This was published as “Legal pot and individual liberty” // by Jonah Goldberg — my comments below, are italicized.
And Brandon Harris is stoked. The 24-year-old Harris drove 20 hours from Cincinnati, along with a smoking buddy, to be the first Ohioans to buy legal pot in Colorado. “It’s such a big day in history,” Harris, told the Washington Times. “The fact that we don’t have to be criminals and can just smoke, and not be looked down on, or have to mess with the local police.”
Well, he’s mostly right. Americans are still free — for now, at least — to look down on people for whatever reason we want. Simply because an activity is legal doesn’t mean I am barred from judging you negatively for engaging in it.
Decorating your room from floor to ceiling with Justin Bieber posters is perfectly legal — so long as you keep the paper a safe distance from the votive candles on your Bieber shrine. But if I walked into my doctor’s office and saw such a display, I would search for a new doctor pretty quickly. The same goes if I found out he was a big pot smoker. Whether you find that analogy insulting probably depends on whether you smoke a lot of pot.
But that’s OK with me. As non-judgmentalism becomes part of the secular catechism, people lose sight of the fact that the freedom to do what you want must include the freedom to form your own opinions about how other people use their freedom.
Which brings us back to Harris. He and his pal were so jazzed by the ability to buy pot legally, they decided to remain in Colorado permanently. “We’re staying,” he told the Denver Post. “We’re going to become residents.” Now, if I were an employer interviewing young Harris, I might ask him, “What brought you to Colorado?” If he answered, “The legal weed,” it’d be a pretty major strike against him. Personally, I think letting dope become so important that you’re willing to uproot your whole life just so you can have it legally doesn’t speak well of you.

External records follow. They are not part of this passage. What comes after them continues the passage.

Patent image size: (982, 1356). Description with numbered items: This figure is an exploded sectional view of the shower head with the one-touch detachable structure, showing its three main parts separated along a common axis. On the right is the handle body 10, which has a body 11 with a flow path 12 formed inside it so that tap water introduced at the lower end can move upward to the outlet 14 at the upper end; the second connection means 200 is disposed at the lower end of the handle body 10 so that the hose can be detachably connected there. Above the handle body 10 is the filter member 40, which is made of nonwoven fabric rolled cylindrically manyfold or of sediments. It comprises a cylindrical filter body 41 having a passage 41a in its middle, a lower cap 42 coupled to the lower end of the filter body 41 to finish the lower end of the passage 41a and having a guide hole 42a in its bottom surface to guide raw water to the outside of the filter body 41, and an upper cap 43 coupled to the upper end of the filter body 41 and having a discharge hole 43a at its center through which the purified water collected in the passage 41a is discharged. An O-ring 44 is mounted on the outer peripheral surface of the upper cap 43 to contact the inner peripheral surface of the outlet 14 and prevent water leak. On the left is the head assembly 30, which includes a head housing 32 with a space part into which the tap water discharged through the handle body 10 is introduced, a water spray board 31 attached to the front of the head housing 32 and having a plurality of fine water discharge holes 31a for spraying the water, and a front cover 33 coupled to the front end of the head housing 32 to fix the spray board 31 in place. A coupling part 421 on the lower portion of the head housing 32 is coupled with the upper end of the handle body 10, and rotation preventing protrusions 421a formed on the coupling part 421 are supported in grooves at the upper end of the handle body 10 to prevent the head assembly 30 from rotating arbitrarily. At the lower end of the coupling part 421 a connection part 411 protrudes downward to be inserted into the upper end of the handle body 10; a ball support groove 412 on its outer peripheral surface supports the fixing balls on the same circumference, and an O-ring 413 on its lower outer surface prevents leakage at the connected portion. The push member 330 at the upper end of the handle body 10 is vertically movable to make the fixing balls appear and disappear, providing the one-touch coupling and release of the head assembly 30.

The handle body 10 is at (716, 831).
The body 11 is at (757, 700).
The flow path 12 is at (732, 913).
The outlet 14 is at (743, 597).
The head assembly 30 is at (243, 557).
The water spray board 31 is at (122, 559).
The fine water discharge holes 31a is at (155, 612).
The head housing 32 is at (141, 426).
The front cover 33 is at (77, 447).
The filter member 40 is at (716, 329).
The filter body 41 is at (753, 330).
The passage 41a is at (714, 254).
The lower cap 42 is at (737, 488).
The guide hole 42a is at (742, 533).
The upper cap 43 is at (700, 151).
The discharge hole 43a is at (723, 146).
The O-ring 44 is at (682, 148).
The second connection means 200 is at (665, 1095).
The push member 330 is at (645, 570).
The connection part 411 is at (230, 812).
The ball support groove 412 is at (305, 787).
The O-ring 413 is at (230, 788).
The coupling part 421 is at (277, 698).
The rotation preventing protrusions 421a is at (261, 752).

But that’s me. Others feel differently. And, if I’m going to be honest, I can’t swear that if Washington, D.C., banned alcohol or caffeine, I wouldn’t pull a Harris and ditch the District. This is the way it’s supposed to work. People who want to live one way vote with their feet and move to places where they can live the way they want to live. It’s way too soon to know if Colorado’s collective experiment will prove to be a mistake.
I disagree; as a former user, I can attest that this hedonistic lifestyle lacks responsible decision making capabilities and contributes to way too many bad choices! Watching from afar now, I can also add that … those who are now hardened criminals will also vote with their feet and Colorado can now expect an influx of criminals who are addicted to pot! Therefore, they can expect a significant increase in crime!
It’s also too soon to know if some Colorado residents will move to states where weed is illegal as a result. But it’s an experiment worth conducting.
“NOT!” It was made illegal for a reason! Practices which are determined to be dangerous, and contribute to a society’s collapse, must be made illegal!
Pot legalization advocates are fond of casting themselves as the avant-garde of a new libertarian revolution sweeping the nation. I generally hope they’re right. Naw; Jonah’s just fooling himself here; they’re just a group of immediate-gratification-demanding hedonists! But I also hope we don’t lose sight of the collective right of states and other legally recognized communities and institutions to have the freedom to organize their lives the way they want.
I love America’s love of individual liberty. But no good thing comes without a downside. Particularly since the “rights explosion” of the 1960s and 1970s, public-policy debates are too often framed as the individual versus the government. Presented with that choice, Americans are going to err on the side of individual rights. And that’s usually a good thing. The problem is that the rights of a town, a county, a state, a religious organization, etc., are left out of that formulation.
My objection to both the progressive vision of one-size-fits-all government and some extreme notions of individual liberty is that they both lack the imaginative sympathy required to let groups of people organize their lives in the ways that will let the majority live the way they want to live
Why not let a thousand flowers bloom? If Colorado wants to legalize weed, fine. If Alabama doesn’t, that’s fine, too. Alabamians who disagree can fight it out democratically, or they can follow Harris’ lead and move.